Les groupes périphériques ont pour caractéristique de pouvoir se permettre de consacrer un temps considérable aux activités politiques, chose qu’ils partagent avec les professionnels des classes moyennes aux emplois du temps flexibles (Offe, 1994). 3). On y trouve comme troisième composante l’ancienne classe moyenne constituée de paysans, de petits commerçants et d’artisans. Les intérêts économiques immédiats de ces catégories sociales coïncident souvent avec les préoccupations qu’exprime la politique protestataire des nouveaux mouvements sociaux (NMS). Inversement les groupes, strates et classes qui sont les moins perméables aux préoccupations, aux revendications et aux formes d’action du nouveau paradigme sont les principales classes des sociétés capitalistes, c’est-à-dire, la classe ouvrière industrielle ainsi que les détenteurs et les agents du pouvoir économique et administratif (Offe, 1994)

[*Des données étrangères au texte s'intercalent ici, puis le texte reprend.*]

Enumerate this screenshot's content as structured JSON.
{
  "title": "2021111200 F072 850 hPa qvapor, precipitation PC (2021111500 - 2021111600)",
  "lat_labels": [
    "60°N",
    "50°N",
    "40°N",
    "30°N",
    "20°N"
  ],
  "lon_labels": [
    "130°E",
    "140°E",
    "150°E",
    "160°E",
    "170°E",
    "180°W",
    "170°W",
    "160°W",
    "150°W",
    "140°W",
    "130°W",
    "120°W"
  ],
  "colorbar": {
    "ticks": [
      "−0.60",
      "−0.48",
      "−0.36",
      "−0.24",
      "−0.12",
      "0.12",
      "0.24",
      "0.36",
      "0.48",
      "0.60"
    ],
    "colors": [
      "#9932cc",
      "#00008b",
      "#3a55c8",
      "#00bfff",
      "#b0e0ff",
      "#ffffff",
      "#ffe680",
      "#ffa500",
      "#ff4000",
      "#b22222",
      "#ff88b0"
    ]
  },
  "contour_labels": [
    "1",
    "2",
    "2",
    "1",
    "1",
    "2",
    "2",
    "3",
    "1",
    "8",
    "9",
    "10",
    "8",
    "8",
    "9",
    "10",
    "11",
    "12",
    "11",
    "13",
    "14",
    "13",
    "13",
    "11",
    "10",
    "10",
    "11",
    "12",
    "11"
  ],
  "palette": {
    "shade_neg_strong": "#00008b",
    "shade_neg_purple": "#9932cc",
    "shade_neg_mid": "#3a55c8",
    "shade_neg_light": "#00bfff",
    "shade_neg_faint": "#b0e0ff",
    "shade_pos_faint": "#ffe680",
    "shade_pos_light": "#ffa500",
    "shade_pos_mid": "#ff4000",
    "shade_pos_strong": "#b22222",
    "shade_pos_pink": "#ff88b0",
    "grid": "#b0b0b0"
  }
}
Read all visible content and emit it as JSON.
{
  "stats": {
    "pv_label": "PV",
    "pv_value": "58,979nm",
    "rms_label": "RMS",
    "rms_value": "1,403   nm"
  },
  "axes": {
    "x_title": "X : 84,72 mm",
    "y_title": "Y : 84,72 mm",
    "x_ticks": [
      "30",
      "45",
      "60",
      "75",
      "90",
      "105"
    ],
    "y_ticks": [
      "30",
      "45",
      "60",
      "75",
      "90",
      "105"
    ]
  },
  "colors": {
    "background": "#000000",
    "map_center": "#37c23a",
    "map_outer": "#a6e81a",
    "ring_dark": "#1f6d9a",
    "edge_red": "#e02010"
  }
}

L’approche des mouvements sociaux basés sur des rapports économiques et sociaux capitalistes, selon Offe, est inappropriée pour expliquer les secteurs qualifiés de périphériques sortis de la sphère marchande. Il est difficile, donc, d’expliquer la mobilisation des anciennes classes moyennes et celle des secteurs périphériques par cette théorie. Leur mobilisation se produit plutôt en réponse à la violation de valeurs traditionnelles, et leur action peut être en conséquence analysée de façon plus adéquate selon la dynamique et les modèles des anciens mouvements sociaux.

Une nouvelle approche d’analyse des actions collectives ou des mouvements sociaux, dans la perspective d’Offe doit avoir une autre compréhension de la dynamique des luttes en se démarquant des postulats marxistes traditionnels de la lutte des classes. Elle permettra d’appréhender la nouvelle configuration de classes, ne serait-ce que de manière virtuelle, en ce qui concerne l’existence réelle de ces classes. Mais elle n’est plus applicable à la réalité des pays post-industrialisés. Et là encore elle ne permet pas

de saisir la nouvelle marginalité en émergence dans ces pays ainsi que les formes de lutte menées par les marginaux (Offe, 1994).